A 1980 study was conducted whose purpose was to compare the indoor air quality in offices where smoking was permitted with that in offices where smoking was not permitted. Measurements were made of carbon monoxide (CO) at 1:20 p.m. in 40 work areas where smoking was permitted and in 40 work areas where smoking was not permitted. Where smoking was permitted, the mean CO level was 11.6 parts per million (ppm) and the standard deviation CO was 7.3 ppm. Where smoking was not permitted, the mean CO was 6.9 ppm and the standard deviation CO was 2.7 ppm.
To test for whether or not the mean CO is significantly different in the two types of working environments, perform a t-test for unequal variance and report the p-value

Answer 1

Answer:

The null hypothesis is not rejected.

There is no enough evidence to support the claim that the CO level is lower  in non-smoking working areas compared to smoking work areas.

P-value = 0.07.

Step-by-step explanation:

We have to perform a test on the difference of means.

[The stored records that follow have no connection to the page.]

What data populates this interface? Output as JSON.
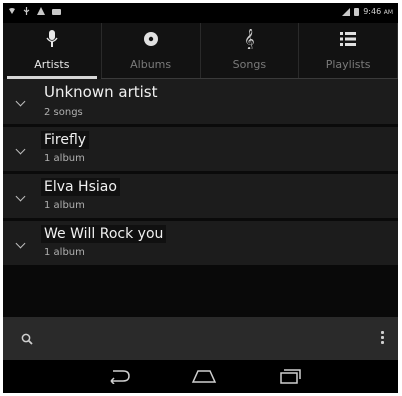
{
  "status_bar": {
    "time": "9:46",
    "time_suffix": "AM",
    "left_icons": [
      "wifi-icon",
      "usb-icon",
      "warning-icon",
      "photo-icon"
    ],
    "right_icons": [
      "signal-icon",
      "battery-icon"
    ]
  },
  "tabs": [
    {
      "label": "Artists",
      "icon": "microphone-icon",
      "active": true
    },
    {
      "label": "Albums",
      "icon": "disc-icon",
      "active": false
    },
    {
      "label": "Songs",
      "icon": "treble-clef-icon",
      "active": false
    },
    {
      "label": "Playlists",
      "icon": "list-icon",
      "active": false
    }
  ],
  "artists": [
    {
      "name": "Unknown artist",
      "detail": "2 songs"
    },
    {
      "name": "Firefly",
      "detail": "1 album"
    },
    {
      "name": "Elva Hsiao",
      "detail": "1 album"
    },
    {
      "name": "We Will Rock you",
      "detail": "1 album"
    }
  ],
  "bottom_bar": {
    "left_icon": "search-icon",
    "right_icon": "overflow-menu-icon"
  },
  "nav_bar": {
    "buttons": [
      "back-icon",
      "home-icon",
      "recent-apps-icon"
    ]
  },
  "colors": {
    "background": "#0a0a0a",
    "row": "#1c1c1c",
    "active_tab_indicator": "#d6d6d6"
  }
}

The claim that we want to test is that CO is less present in no-smoking work areas.

Then, the null and alternative hypothesis are:

$H_0: \mu_1-\mu_2=0\\\\H_a:\mu_1-\mu_2 > 0$

being μ1: mean CO level in smoking work areas, and μ2: mean CO level in no-smoking work areas.

The significance level is assumed to be 0.05.

Smoking areas sample

Sample size n1=40.

Sample mean M1=11.6

Sample standard deviation s1=7.3

No-smoking areas sample

Sample size n2=40

Sample mean M2=6.9

Sample standard deviation s2=2.7

First, we calculate the difference between means:

$M_d=M_1-M_2=11.6-7.3=4.3$

Second, we calculate the standard error for the difference between means:

$s_{M_d}=\sqrt{\dfrac{\sigma_1^2}{n_1}+\dfrac{\sigma_2^2}{n_2}}=\sqrt{\dfrac{7.3^2}{40}+\dfrac{2.7^2}{40}}=\sqrt{\dfrac{53.29+7.29}{40}}=\sqrt{\dfrac{60.58}{40}}\\\\\\s_{M_d}=\sqrt{1.5145}=1.23$

Now, we can calculate the t-statistic:

$t=\dfrac{M_d-(\mu_1-\mu_2)}{s_{M_d}}=\dfrac{4.3-0}{1.23}=3.5$

The degrees of freedom are calculated with the Welch–Satterthwaite equation:

$df=\dfrac{(\dfrac{s_1^2}{n_1}+\dfrac{s_2^2}{n_2})^2}{\dfrac{s_1^4}{n_1(n_1-1)}+\dfrac{s_2^4}{n_2(n_2-1)}} \\\\\\\\df=\dfrac{(\dfrac{7.3^2}{40}+\dfrac{2.7^2}{40})^2}{\dfrac{7.3^4}{40(39)}+\dfrac{2.7^4}{40(39)}} =\dfrac{(\dfrac{53.29}{40}+\dfrac{7.29}{40})^2}{\dfrac{2839.82}{1560}+\dfrac{53.14}{1560}} \\\\\\\\df=\dfrac{1.5145^2}{1.8545}=\dfrac{2.2937}{1.8545}=1.237$

The P-value for this right tail test, with 1.237 degrees of freedom and t=3.5 is:

$P-value=P(t>3.5)=0.07$

The P-value is bigger than the significance level, so the effect is not significant. The null hypothesis is not rejected.

There is no enough evidence to support the claim that the CO level is lower  in non-smoking working areas compared to smoking work areas.